Durant tous ces moments où les virus faisaient rage tant en Occident qu’en Orient, de nombreuses mentions de prières, formules et messes dédiées à repousser le fléau ont été retrouvées. Il existe également différents saints spécialisés de la chose. Saint Sébastien, saint antique du IIIe siècle, s’est imposé au Moyen-Age comme un puissant saint antipesteux. Plus récemment, un autre saint plutôt secondaire à l'origine, saint Roch, est devenu à partir du XIVe siècle un grand saint invoqué contre la peste, dont les reliques et les images sont censées conjurer le fléau. A Rome, il existe une icône, conservée dans la basilique Sainte-Marie-Majeure, représentant la Vierge, qui a fait l'objet d'une légende élaborée au Moyen-âge. On lui prêtait d'avoir sauvé la ville lors d'une peste aux alentours de 600, lors de la pandémie de la peste dite "de Justinien" (541-767), qui frappa le bassin méditerranéen sur deux siècles. Elle est ainsi régulièrement portée en procession dans les rues de Rome, et la ville lui attribue sa sauvegarde en cas d'épidémie. Elle n’a à notre connaissance pas encore été sortie de son église pour lutter contre les effets du Covid-19.
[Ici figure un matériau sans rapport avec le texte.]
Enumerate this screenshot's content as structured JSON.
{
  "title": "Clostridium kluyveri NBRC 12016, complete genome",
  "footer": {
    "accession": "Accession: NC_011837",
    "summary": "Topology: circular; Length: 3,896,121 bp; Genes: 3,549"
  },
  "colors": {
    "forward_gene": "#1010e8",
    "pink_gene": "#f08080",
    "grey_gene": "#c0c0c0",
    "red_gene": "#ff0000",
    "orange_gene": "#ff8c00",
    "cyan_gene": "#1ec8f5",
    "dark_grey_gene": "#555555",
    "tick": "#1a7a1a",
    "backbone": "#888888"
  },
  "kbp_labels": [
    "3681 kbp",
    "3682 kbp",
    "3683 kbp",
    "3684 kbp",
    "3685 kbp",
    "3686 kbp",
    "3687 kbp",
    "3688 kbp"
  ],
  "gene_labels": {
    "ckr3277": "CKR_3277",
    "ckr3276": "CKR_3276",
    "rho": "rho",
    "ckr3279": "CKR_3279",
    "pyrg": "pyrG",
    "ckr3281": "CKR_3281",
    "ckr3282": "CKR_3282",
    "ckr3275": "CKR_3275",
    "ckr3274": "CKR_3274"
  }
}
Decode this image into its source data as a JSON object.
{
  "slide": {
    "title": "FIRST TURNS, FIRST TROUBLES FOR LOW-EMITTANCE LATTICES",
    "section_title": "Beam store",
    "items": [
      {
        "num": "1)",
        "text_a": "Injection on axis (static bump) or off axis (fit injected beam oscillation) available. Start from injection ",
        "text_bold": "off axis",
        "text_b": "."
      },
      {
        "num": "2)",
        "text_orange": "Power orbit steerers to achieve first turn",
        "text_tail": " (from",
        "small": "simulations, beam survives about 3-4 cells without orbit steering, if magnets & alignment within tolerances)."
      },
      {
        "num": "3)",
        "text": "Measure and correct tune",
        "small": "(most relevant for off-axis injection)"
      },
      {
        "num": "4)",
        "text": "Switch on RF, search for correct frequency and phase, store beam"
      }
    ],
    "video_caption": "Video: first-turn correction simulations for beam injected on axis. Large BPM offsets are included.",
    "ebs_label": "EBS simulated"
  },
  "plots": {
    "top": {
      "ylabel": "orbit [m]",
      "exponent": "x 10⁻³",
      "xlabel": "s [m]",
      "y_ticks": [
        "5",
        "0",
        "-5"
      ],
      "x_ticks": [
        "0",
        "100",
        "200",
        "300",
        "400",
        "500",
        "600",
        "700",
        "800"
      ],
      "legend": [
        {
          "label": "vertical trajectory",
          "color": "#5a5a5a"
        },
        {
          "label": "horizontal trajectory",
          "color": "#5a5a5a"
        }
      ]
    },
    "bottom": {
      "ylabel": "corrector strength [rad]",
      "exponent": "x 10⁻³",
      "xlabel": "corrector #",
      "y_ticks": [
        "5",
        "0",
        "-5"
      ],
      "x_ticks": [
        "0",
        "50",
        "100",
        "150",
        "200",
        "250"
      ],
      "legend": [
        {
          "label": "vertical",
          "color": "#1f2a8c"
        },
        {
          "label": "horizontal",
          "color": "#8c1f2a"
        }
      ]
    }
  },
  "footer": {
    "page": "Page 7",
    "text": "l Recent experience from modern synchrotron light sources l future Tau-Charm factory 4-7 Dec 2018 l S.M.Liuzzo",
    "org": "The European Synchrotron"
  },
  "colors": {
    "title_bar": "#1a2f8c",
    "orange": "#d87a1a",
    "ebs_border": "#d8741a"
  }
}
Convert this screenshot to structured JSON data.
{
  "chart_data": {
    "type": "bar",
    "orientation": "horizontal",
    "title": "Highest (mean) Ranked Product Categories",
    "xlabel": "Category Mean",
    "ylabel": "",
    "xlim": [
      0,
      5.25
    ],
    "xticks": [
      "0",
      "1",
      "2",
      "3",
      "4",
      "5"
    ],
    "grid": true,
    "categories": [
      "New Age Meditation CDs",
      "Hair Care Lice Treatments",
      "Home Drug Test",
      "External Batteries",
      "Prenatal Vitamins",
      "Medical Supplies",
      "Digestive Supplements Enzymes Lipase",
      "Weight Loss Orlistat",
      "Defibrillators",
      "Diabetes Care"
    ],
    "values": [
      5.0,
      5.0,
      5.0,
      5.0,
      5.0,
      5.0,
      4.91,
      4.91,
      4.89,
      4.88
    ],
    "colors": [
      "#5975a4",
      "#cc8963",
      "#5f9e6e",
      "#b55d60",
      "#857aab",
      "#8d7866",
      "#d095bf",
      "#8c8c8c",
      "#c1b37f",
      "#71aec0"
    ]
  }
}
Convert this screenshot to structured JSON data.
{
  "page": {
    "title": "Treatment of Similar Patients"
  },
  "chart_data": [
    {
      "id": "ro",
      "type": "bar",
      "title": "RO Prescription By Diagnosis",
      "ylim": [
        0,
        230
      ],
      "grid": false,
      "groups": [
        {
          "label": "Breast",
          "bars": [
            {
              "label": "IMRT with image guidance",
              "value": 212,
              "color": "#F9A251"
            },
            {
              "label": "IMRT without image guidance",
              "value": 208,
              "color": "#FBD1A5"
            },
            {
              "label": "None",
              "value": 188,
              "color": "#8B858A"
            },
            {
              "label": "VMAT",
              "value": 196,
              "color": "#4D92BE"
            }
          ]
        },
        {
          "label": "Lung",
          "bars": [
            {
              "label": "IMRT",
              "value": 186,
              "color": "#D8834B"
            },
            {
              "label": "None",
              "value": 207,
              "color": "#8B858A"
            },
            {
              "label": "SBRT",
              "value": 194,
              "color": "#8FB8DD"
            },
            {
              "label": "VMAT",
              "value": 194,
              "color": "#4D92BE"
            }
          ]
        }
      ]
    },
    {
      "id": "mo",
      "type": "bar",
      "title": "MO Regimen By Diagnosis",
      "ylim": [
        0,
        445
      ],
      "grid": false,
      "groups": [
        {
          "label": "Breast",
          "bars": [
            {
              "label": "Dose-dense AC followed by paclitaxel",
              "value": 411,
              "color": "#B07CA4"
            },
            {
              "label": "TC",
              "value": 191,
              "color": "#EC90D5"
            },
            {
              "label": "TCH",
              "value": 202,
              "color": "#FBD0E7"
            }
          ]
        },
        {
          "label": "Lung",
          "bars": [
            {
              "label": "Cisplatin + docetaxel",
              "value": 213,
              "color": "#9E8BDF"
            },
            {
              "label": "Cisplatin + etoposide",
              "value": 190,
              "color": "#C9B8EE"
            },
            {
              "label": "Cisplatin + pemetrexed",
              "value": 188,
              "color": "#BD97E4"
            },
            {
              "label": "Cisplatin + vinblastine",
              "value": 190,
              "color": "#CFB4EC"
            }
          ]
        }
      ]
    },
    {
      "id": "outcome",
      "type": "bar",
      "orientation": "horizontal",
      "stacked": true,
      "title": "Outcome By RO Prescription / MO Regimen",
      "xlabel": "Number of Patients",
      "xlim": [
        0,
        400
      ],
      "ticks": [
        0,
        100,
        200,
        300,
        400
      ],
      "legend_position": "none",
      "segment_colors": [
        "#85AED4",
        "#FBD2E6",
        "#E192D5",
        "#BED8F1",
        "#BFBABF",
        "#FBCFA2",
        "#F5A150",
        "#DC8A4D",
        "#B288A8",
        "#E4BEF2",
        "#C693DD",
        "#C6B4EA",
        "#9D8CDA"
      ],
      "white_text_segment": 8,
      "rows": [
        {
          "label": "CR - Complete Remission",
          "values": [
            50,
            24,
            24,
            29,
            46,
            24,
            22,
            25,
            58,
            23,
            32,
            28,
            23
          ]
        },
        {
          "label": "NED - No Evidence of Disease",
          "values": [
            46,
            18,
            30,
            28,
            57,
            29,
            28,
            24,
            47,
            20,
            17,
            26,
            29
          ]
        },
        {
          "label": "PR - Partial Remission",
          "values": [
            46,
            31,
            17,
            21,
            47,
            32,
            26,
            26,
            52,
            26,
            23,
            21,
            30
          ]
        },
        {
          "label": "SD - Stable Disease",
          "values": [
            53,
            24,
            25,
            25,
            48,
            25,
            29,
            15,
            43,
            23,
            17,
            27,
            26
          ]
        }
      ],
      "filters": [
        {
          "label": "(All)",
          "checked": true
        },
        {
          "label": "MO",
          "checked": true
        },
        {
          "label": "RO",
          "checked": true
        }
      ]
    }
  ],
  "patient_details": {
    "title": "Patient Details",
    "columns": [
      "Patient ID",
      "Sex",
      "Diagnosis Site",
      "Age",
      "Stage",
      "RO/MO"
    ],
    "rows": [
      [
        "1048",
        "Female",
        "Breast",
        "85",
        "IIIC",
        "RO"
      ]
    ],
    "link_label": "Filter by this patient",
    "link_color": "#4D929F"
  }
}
On notera, pour conclure en ce jour de Pâques 2020, que l'intensification du phénomène religieux accompagne toujours les grandes crises. Pendant la grande peste, un mouvement a frappé les imaginaires, celui des "Flagellants", des processions de fidèles qui se fouettaient pour expier leurs péchés, avec l'idée que l'épidémie était une punition de Dieu. La papauté, qui y voyait un élément de désordre, s'est empressée de condamner cette pratique. Et d'ailleurs aujourd'hui, il y a fort peu de chance d’entendre cette semaine le pape François dire que le coronavirus a été envoyé sur la Terre pour punir le péché des Hommes ; ce genre de discours là ne faisant plus partie de l'arsenal des plus hautes autorités de l'Eglise.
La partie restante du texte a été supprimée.